Mindestens 231 Fälle körperlicher Misshandlungen habe es bei den Regensburger Domspatzen gegeben, so der mit der Aufklärung betraute Rechtsanwalt Ulrich Weber. Erstmals äußert sich nun auch ein großer Name der Musikwelt als Betroffener: der Dirigent Lothar Zagrosek.

Bildquelle: picture-alliance/dpa

"Wirklich brutale Gewalt."

"Wir wurden einmal von unseren Eltern gebadet. Auf einmal schreit die Frau, die uns betreut hat, auf und sagt: Frau Zagrosek, schauen Sie sich mal ihre Kinder an. Meine Mutter hat dann festgestellt, dass sowohl auf meinem, als auch auf dem Rücken meines Zwillingsbruders eine Menge blauer Striemen waren, so als ob man jemanden auspeitscht. Das war bei uns weitgehend Alltag."

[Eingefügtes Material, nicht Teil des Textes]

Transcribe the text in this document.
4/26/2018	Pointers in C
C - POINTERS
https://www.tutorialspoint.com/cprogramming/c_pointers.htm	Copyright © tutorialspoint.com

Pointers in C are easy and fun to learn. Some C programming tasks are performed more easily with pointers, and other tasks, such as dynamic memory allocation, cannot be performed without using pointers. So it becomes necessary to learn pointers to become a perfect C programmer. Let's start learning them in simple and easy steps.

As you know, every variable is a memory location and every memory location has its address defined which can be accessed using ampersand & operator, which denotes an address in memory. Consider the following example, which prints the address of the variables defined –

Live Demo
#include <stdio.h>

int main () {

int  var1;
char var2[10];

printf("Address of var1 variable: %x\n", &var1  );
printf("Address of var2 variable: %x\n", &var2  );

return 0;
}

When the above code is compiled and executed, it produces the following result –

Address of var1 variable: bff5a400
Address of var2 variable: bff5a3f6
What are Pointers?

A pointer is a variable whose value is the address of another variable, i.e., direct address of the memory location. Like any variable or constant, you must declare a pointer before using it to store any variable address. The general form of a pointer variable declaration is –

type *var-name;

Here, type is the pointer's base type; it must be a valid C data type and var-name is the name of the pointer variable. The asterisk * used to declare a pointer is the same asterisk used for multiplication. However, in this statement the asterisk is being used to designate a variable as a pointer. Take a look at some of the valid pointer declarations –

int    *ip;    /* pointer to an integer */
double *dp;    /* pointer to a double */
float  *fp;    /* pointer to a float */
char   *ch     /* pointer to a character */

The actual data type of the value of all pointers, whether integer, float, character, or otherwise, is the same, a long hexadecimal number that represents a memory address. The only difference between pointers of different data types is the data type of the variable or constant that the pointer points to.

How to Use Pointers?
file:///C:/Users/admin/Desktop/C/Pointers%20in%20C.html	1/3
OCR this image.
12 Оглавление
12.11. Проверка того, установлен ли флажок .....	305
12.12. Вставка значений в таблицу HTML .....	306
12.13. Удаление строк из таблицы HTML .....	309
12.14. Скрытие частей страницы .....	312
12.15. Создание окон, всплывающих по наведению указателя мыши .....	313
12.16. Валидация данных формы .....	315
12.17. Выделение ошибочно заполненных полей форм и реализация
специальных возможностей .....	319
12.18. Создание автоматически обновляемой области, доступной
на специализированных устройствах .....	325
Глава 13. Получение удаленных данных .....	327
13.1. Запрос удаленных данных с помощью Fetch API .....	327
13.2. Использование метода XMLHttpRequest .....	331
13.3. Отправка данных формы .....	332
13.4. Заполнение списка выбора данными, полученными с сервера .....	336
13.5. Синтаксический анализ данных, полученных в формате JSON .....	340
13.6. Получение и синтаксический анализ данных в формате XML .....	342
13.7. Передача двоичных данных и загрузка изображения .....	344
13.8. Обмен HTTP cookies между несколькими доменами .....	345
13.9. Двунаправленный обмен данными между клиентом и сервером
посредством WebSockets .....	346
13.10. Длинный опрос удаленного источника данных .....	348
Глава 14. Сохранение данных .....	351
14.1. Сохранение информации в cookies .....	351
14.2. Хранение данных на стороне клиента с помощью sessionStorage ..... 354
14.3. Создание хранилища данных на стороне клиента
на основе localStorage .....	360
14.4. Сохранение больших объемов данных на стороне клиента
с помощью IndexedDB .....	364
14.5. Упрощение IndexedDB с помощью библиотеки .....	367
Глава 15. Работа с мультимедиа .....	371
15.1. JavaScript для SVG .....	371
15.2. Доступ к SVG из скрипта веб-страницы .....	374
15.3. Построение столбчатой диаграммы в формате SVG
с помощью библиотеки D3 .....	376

An die Reaktion seiner Mutter kann sich der heute 73-jährige Lothar Zagrosek nicht mehr deutlich erinnern, er war damals zehn Jahre alt. Allerdings weiß er, dass die Führung des Internats sehr doppelgesichtig verfahren sei, so der Dirigent. Die Eltern konnten sich deshalb nicht vorstellen, dass Gewalt ausgeübt wurde, wie sie Lothar Zagrosek schildert.

"Man musste eine Putzfrau rufen, um das Blut aufzuwischen."

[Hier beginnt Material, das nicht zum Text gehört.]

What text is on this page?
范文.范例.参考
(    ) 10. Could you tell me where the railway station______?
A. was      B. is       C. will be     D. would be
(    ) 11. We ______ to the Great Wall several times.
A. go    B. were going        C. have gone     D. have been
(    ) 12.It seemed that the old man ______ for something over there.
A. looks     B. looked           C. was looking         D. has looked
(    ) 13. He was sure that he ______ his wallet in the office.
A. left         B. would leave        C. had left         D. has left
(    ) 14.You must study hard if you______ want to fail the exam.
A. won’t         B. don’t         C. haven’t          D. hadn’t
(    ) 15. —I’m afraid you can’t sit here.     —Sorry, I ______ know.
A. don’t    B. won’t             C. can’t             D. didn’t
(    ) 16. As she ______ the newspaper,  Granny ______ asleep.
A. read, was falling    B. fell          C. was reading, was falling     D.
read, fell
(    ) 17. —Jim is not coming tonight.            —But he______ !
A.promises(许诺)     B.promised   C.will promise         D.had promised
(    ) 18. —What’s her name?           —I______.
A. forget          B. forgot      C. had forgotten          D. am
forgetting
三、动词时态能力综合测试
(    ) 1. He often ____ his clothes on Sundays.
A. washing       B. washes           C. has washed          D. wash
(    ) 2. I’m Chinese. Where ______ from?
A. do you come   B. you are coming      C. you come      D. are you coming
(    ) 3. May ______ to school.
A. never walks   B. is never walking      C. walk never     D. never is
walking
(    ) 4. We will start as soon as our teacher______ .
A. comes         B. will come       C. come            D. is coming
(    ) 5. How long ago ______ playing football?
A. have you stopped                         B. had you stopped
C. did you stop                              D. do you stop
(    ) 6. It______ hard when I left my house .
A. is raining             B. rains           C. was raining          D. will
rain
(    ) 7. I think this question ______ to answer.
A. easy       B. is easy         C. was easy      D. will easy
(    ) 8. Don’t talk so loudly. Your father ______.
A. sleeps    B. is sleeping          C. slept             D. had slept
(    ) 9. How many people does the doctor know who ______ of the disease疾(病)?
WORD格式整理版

"Mein kleinerer Bruder Johannes hatte einmal während einer Messe nicht sofort mitgesungen, weil er das Kirchenlied im Liederbuch nicht gleich gefunden hatte. Daraufhin wurde er noch während der 'heiligen' Messe herausgerufen und in der Bibliothek so geschlagen, dass man eine Putzfrau rufen musste, um das Blut aufzuwischen. Sein Ohrläppchen war eingerissen."

  Lothar Zagrosek | Bildquelle: picture-alliance/dpa Bildquelle: picture-alliance/dpa Lothar Zagrosek besuchte mit seinem Zwillingsbruder Eberhard und seinem drei Jahre jüngeren Bruder Johannes von 1952 bis 1959 die Internate der Regensburger Domspatzen in Etterzhausen und in Regensburg. Jetzt hat der Dirigent die Enthüllungen um den Missbrauchsskandal bei den Domspatzen in vollem Umfang bestätigt. Es ist Lothar Zagrosek offenbar ein Bedürfnis, zur Aufklärung beizutragen.

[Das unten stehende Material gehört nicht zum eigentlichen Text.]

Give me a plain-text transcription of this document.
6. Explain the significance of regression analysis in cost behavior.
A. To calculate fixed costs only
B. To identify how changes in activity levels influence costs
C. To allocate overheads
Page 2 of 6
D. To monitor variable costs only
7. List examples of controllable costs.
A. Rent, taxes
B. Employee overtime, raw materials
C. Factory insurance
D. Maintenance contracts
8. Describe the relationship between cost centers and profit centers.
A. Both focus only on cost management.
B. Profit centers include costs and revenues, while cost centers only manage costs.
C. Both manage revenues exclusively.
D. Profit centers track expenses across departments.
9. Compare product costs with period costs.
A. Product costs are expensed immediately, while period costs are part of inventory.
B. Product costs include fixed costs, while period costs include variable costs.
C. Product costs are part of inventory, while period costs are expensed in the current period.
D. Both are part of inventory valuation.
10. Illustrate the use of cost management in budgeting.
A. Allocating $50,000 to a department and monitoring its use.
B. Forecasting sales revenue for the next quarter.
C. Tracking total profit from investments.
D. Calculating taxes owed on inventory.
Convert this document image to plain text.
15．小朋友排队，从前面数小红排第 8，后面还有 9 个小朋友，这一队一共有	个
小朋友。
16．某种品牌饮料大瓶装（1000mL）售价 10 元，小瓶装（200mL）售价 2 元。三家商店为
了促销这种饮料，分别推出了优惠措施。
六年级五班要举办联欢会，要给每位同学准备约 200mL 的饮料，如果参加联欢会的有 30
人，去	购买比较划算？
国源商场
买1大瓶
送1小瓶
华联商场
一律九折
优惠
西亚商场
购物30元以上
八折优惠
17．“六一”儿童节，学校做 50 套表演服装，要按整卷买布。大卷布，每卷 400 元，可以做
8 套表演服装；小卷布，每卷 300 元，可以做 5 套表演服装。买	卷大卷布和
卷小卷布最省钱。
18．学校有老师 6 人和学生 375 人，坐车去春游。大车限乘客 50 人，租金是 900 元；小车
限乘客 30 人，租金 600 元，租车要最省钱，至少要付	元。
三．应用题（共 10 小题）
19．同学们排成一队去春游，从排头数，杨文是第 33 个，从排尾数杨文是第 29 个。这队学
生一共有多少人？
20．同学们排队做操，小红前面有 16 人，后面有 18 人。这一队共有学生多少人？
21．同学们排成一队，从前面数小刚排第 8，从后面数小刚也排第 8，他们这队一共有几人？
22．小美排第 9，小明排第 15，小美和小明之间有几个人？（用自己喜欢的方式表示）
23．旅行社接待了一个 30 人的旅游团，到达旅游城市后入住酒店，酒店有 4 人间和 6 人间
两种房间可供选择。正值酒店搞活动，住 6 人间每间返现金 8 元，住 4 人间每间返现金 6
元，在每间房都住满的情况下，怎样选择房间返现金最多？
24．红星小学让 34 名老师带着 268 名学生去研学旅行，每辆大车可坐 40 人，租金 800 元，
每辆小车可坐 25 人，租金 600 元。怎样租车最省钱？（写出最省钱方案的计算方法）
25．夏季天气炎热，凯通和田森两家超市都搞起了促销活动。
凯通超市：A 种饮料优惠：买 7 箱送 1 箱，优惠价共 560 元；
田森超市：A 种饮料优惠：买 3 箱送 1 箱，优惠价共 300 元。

Ein Knabe wurde immer wieder wegen absoluter Nichtigkeiten gestraft.
Lothar Zagrosek

"Bei uns wurde er wieder straffällig."

"Der Internatsdirektor war der Priester Zeitler. Er war schon einmal in einem anderen Knabeninternat sexuell tätig gewesen. Dennoch wurde er vom bischöflichen Ordinariat zu den Regensburger Domspatzen als Internatsleiter versetzt. Bei uns wurde er wieder straffällig, was ihm eine Verurteilung zu fünf Jahren Zuchthaus eintrug. Ein Dutzend seiner Opfer flog dann vom Gymnasium. Sie mußten nämlich plötzlich alle Schulprüfungen ohne die 'Hilfe' des Herrn Zeitler bewältigen, der ihnen bis dato den Stoff immer vorher mitgeteilt und damit zu mühelos erworbenen guten Noten verholfen hatte. Ihr späteres Schulversagen führte zum Abbruch ihrer schulischen Ausbildung."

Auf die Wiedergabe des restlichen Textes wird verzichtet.